Но приемная комиссия немножко ошиблась, как это нередко случается. Талант у Ивана Булгакова, несомненно, был, и немалый. Просто к моменту поступления в театральный институт ему явно не хватало практики. Ну там самодеятельности какой-нибудь, на худой-то конец. Обиженный Иван отправился поступать в педагогический и был принят «на ура», ибо в педагогические вузы, как известно, идут одни девочки и каждый представитель мужского пола там на вес золота, а между тем общеобразовательные школы испытывали (и испытывают по сей день) острую нужду в учителях-мужчинах. Получив диплом учителя русского языка и литературы, Иван Федорович отправился в одну из московских школ воплощать в жизнь свои идеи, а заодно и мечты о театре. Уже через год молодой учитель создал школьный поэтический театр и на протяжении двадцати с лишним лет, вплоть до выхода на пенсию, был его бессменным руководителем и режиссером, а частенько выступал и как актер. Театр прославился в районе, потом прогремел в городе, постоянно завоевывал призы и грамоты на фестивалях и смотрах. Принимать участие в работе театра считалось в школе престижным, а поскольку Иван Федорович ставил непременным условием хорошие оценки, полагая, что троечник не может тратить время на репетиции, ему заниматься надо, то успеваемость в школе была просто-таки замечательной.
Но школьники есть школьники, а даже в самой расчудесной школе не все ученики являются образцом родительской мечты. Среди них попадаются и двоечники, и хулиганы, и малолетние преступники.

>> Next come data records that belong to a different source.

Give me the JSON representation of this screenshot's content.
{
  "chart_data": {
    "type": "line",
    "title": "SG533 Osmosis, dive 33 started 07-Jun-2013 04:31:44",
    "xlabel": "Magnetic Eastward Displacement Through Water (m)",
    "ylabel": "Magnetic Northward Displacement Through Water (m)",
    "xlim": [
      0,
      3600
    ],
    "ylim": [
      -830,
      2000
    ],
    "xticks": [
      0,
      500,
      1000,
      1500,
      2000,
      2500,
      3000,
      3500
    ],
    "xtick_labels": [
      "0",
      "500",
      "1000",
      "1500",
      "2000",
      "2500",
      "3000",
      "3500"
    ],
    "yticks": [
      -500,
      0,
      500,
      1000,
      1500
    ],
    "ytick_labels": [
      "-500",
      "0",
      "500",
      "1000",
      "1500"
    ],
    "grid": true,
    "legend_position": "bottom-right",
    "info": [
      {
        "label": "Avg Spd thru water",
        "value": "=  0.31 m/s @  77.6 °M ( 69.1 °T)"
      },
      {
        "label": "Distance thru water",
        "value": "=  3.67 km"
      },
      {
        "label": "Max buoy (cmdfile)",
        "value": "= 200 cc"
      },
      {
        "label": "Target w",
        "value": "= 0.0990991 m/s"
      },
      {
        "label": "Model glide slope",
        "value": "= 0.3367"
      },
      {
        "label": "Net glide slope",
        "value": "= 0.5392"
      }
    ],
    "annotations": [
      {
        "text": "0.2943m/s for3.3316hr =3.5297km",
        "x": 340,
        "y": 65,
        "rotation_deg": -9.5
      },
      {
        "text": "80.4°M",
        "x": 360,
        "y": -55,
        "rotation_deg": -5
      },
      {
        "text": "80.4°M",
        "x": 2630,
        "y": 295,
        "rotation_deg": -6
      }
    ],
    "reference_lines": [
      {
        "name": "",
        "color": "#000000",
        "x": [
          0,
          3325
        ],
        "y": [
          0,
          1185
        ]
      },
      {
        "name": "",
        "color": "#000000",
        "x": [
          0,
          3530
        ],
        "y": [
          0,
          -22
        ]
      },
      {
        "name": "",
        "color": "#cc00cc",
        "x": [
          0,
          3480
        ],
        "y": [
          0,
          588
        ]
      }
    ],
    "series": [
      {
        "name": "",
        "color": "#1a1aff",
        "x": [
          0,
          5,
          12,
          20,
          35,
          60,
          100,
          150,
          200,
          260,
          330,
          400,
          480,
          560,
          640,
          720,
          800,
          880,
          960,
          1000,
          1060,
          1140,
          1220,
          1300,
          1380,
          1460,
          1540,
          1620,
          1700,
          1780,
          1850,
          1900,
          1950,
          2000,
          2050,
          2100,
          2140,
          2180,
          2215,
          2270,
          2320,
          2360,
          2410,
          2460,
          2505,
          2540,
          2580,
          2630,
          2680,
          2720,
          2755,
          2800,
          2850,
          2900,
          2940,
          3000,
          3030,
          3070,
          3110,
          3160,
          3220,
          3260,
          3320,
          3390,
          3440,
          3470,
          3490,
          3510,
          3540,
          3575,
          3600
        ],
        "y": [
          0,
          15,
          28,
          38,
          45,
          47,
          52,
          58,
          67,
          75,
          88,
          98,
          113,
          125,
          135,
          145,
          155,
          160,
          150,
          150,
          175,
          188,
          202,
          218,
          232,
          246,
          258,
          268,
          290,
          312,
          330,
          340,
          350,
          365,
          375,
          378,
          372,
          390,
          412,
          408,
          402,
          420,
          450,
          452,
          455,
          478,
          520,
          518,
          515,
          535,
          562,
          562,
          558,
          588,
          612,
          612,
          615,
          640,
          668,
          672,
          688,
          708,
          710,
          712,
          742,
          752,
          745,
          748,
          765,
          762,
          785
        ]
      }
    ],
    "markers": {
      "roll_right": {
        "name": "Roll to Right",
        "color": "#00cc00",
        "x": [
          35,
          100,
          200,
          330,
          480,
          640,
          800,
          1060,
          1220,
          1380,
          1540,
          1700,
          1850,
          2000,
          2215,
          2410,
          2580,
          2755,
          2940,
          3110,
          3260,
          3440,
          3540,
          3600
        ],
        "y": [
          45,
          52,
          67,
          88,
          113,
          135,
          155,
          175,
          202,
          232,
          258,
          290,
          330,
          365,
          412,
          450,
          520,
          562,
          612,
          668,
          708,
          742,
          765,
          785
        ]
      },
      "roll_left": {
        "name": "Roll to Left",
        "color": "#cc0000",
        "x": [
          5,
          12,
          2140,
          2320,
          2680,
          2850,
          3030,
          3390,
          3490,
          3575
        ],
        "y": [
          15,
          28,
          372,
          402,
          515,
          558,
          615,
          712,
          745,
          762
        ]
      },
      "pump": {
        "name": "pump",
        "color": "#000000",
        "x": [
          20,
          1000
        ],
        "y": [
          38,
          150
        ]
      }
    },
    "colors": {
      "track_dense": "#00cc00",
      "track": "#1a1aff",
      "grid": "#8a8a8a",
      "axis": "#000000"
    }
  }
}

В конце шестидесятых случилось очередное ЧП, милиция задержала троих пацанов из девятого класса, которые успешно промышляли кражами сумок, начав с родной учительской и затем расширив поле деятельности до других присутственных мест, например, поликлиник и собесов. Вступив в контакт с милицией, Иван Федорович вдруг осознал всю меру ответственности учителя за учеников и сказал себе, что отныне будет более внимательно следить за своими подопечными, высматривая в их поведении нарождающиеся признаки неблагополучия. Случай вскоре представился, и, когда на руке десятиклассника из малообеспеченной семьи появились «взрослые» часы, учитель Булгаков незамедлительно пришел в милицию, чтобы обсудить сей загадочный факт. В милиции энтузиазм Ивана Федоровича оценили по достоинству, поблагодарили и попросили продолжать в том же духе. С десятиклассником, слава богу, ничего плохого не случилось, выяснилось, что часы он купил по дешевке в какой-то подворотне, но поскольку часы оказались крадеными, то благодаря бдительности учителя были выявлены скупщики и даже несколько воришек.